The aqueous dependent sensing of hydrazine and phosphate anions using a bis-heteroleptic Ru(ii) complex with a phthalimide–anchored pyridine-triazole ligand†
Abstract
Selective turn-on luminescence properties are shown by a non-luminescent metalloreceptor upon the addition of phosphate anions in CH3CN and hydrazine in CH3CN/H2O (6/4, v/v).
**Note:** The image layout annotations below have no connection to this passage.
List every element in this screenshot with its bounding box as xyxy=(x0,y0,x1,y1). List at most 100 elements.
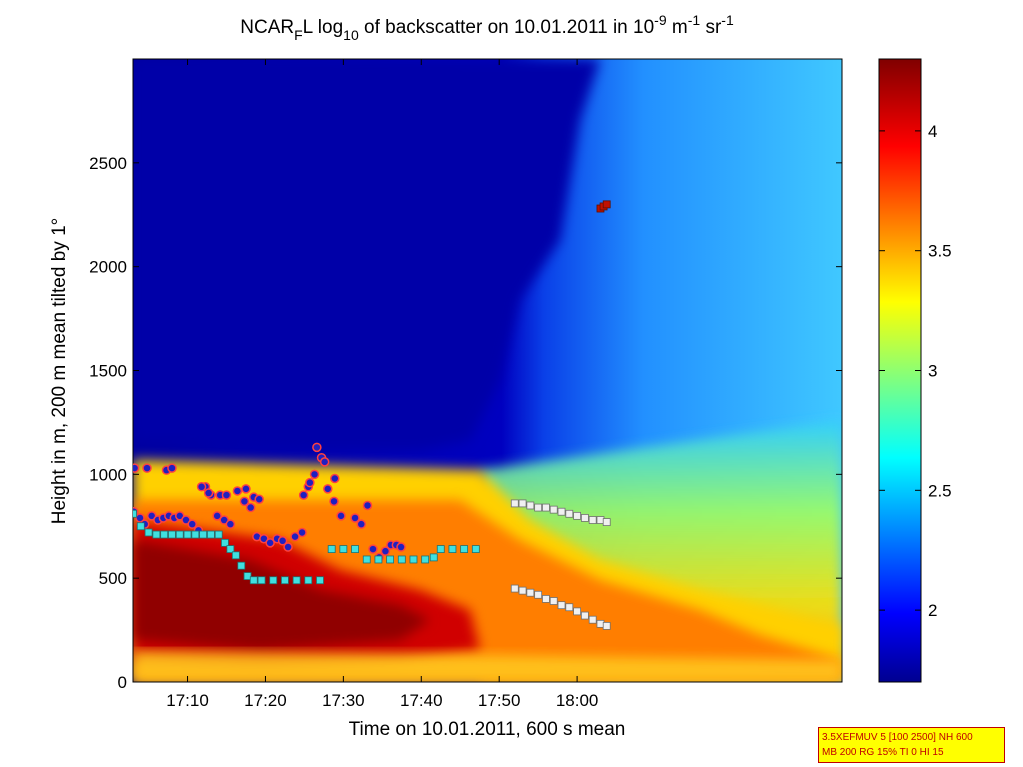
mixing-layer-point xyxy=(327,545,336,553)
y-tick-label: 1000 xyxy=(89,465,127,484)
x-tick-label: 17:10 xyxy=(166,691,209,710)
residual-layer-point xyxy=(549,505,558,514)
mixing-layer-point xyxy=(281,576,289,585)
cloud-height-point xyxy=(254,494,264,505)
mixing-layer-point xyxy=(351,545,359,553)
cloud-height-point xyxy=(239,496,250,507)
mixing-layer-point xyxy=(448,545,457,553)
cloud-height-point xyxy=(167,463,177,473)
y-tick-label: 1500 xyxy=(89,362,127,381)
cloud-height-point xyxy=(336,511,346,521)
cloud-height-point xyxy=(196,482,207,492)
residual-layer-point xyxy=(565,509,574,518)
mixing-layer-point xyxy=(471,545,480,553)
residual-layer-point xyxy=(588,615,597,624)
mixing-layer-point xyxy=(316,576,324,585)
mixing-layer-point xyxy=(397,555,406,564)
x-axis: 17:10 17:20 17:30 17:40 17:50 18:00 xyxy=(166,59,598,710)
mixing-layer-point xyxy=(199,530,208,539)
colorbar-tick-label: 3.5 xyxy=(928,242,952,261)
cloud-height-point xyxy=(142,463,152,473)
mixing-layer-point xyxy=(133,509,137,518)
mixing-layer-point xyxy=(249,576,258,585)
cloud-height-point xyxy=(290,531,300,542)
y-tick-label: 2000 xyxy=(89,258,127,277)
markers xyxy=(133,200,611,630)
cloud-height-point xyxy=(212,511,222,521)
high-cloud-point xyxy=(602,200,611,209)
cloud-height-point xyxy=(396,542,406,552)
cloud-height-point xyxy=(329,496,339,507)
cloud-height-point xyxy=(368,544,378,554)
colorbar-ticks: 2 2.5 3 3.5 4 xyxy=(879,122,952,620)
cloud-height-point xyxy=(277,536,288,546)
residual-layer-point xyxy=(580,514,589,522)
residual-layer-point xyxy=(510,584,519,593)
residual-layer-point xyxy=(542,595,550,603)
mixing-layer-point xyxy=(191,530,200,539)
mixing-layer-point xyxy=(386,555,395,564)
mixing-layer-point xyxy=(362,555,371,564)
mixing-layer-point xyxy=(221,538,229,547)
residual-layer-point xyxy=(573,511,581,520)
cloud-height-point xyxy=(323,484,333,494)
cloud-height-point xyxy=(350,513,360,523)
residual-layer-point xyxy=(549,597,558,605)
cloud-height-point xyxy=(187,519,197,529)
residual-layer-point xyxy=(557,601,566,610)
mixing-layer-point xyxy=(339,545,348,553)
cloud-height-point xyxy=(362,500,373,511)
mixing-layer-point xyxy=(257,576,266,585)
chart-title: NCARFL log10 of backscatter on 10.01.201… xyxy=(240,12,734,43)
cloud-height-point xyxy=(133,463,140,473)
residual-layer-point xyxy=(510,499,519,508)
surface-band xyxy=(133,650,842,682)
cloud-height-point xyxy=(245,502,256,513)
cloud-height-point xyxy=(283,542,293,552)
residual-layer-point xyxy=(542,503,550,512)
cloud-height-point xyxy=(312,442,322,453)
cloud-height-point xyxy=(135,513,145,523)
cloud-height-point xyxy=(305,477,315,488)
cloud-height-point xyxy=(380,546,391,556)
mixing-layer-point xyxy=(429,553,438,562)
mixing-layer-point xyxy=(175,530,184,539)
residual-layer-point xyxy=(518,586,527,595)
cloud-height-point xyxy=(298,490,309,500)
x-tick-label: 17:40 xyxy=(400,691,443,710)
y-tick-label: 500 xyxy=(99,569,127,588)
cloud-height-point xyxy=(265,538,275,548)
mixing-layer-point xyxy=(243,572,252,580)
x-tick-label: 17:20 xyxy=(244,691,287,710)
x-axis-label: Time on 10.01.2011, 600 s mean xyxy=(349,719,626,740)
mixing-layer-point xyxy=(374,555,383,564)
residual-layer-point xyxy=(557,507,566,516)
residual-layer-point xyxy=(526,588,535,597)
mixing-layer-point xyxy=(292,576,301,585)
cloud-height-point xyxy=(203,488,214,498)
mixing-layer-point xyxy=(160,530,169,539)
mixing-layer-point xyxy=(207,530,215,539)
x-tick-label: 18:00 xyxy=(556,691,599,710)
mixing-layer-point xyxy=(409,555,418,564)
mixing-layer-point xyxy=(304,576,313,585)
cloud-height-point xyxy=(221,490,232,500)
residual-layer-point xyxy=(580,611,589,620)
mixing-layer-point xyxy=(436,545,445,553)
y-axis-label: Height in m, 200 m mean tilted by 1° xyxy=(49,218,70,524)
colorbar-tick-label: 4 xyxy=(928,122,937,141)
x-tick-label: 17:50 xyxy=(478,691,521,710)
residual-layer-point xyxy=(534,503,543,512)
x-tick-label: 17:30 xyxy=(322,691,365,710)
cloud-height-point xyxy=(309,469,320,480)
residual-layer-point xyxy=(602,518,611,526)
residual-layer-point xyxy=(534,590,543,599)
y-tick-label: 0 xyxy=(118,673,127,692)
colorbar-tick-label: 2.5 xyxy=(928,481,952,500)
mixing-layer-point xyxy=(231,551,240,560)
residual-layer-point xyxy=(518,499,527,508)
info-line-2: MB 200 RG 15% TI 0 HI 15 xyxy=(822,747,944,758)
colorbar-tick-label: 3 xyxy=(928,362,937,381)
y-axis: 0 500 1000 1500 2000 2500 xyxy=(89,154,842,692)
The non-luminescent metalloreceptors [RuII(phen)2(TpH)]2PF6− (RtpH) and [RuII(Phen)2(TpI)]2PF6− (RtpI) {phen = 1,10-phenanthroline; TpH = 2-(2-(4-(pyridin-2-yl)-1H-1,2,3-triazol-1-yl)ethyl)isoindoline-1,3-dione; and TpI = 2-(2-(5-iodo-4-(pyridin-2-yl)-1H-1,2,3-triazol-1-yl)ethyl)isoindoline-1,3-dione} were synthesized and characterized. Both metalloreceptors have excellent sensing properties for phosphate anions (H2PO4− and H2P2O72−) over other anions in CH3CN. The limit of detection (LOD) values were calculated to be 79 nM and 48 nM for H2PO4− upon addition to RtpH and RtpI, respectively. Noncovalent interactions play a key role in the sensing of phosphate anions, among which the halogen-anion interaction showed superior recognition properties over the hydrogen-anion interaction. Comparative electrochemical experiments, 1H NMR titration, 31P NMR titration, and lifetime studies also show that RtpI has better sensing properties, as evidenced by its more drastic emission response to H2PO4− anions compared with RtpH. Moreover, the metalloreceptors showed a remarkable fluorescence increase (at ∼584 nm) upon the addition of hydrazine, without the interference of other amines in CH3CN/H2O (6/4, v/v). Interestingly, fluorescence enhancement was observed within live HeLa cells upon hydrazine addition, which is caused by the efficient photoinduced electron transfer process.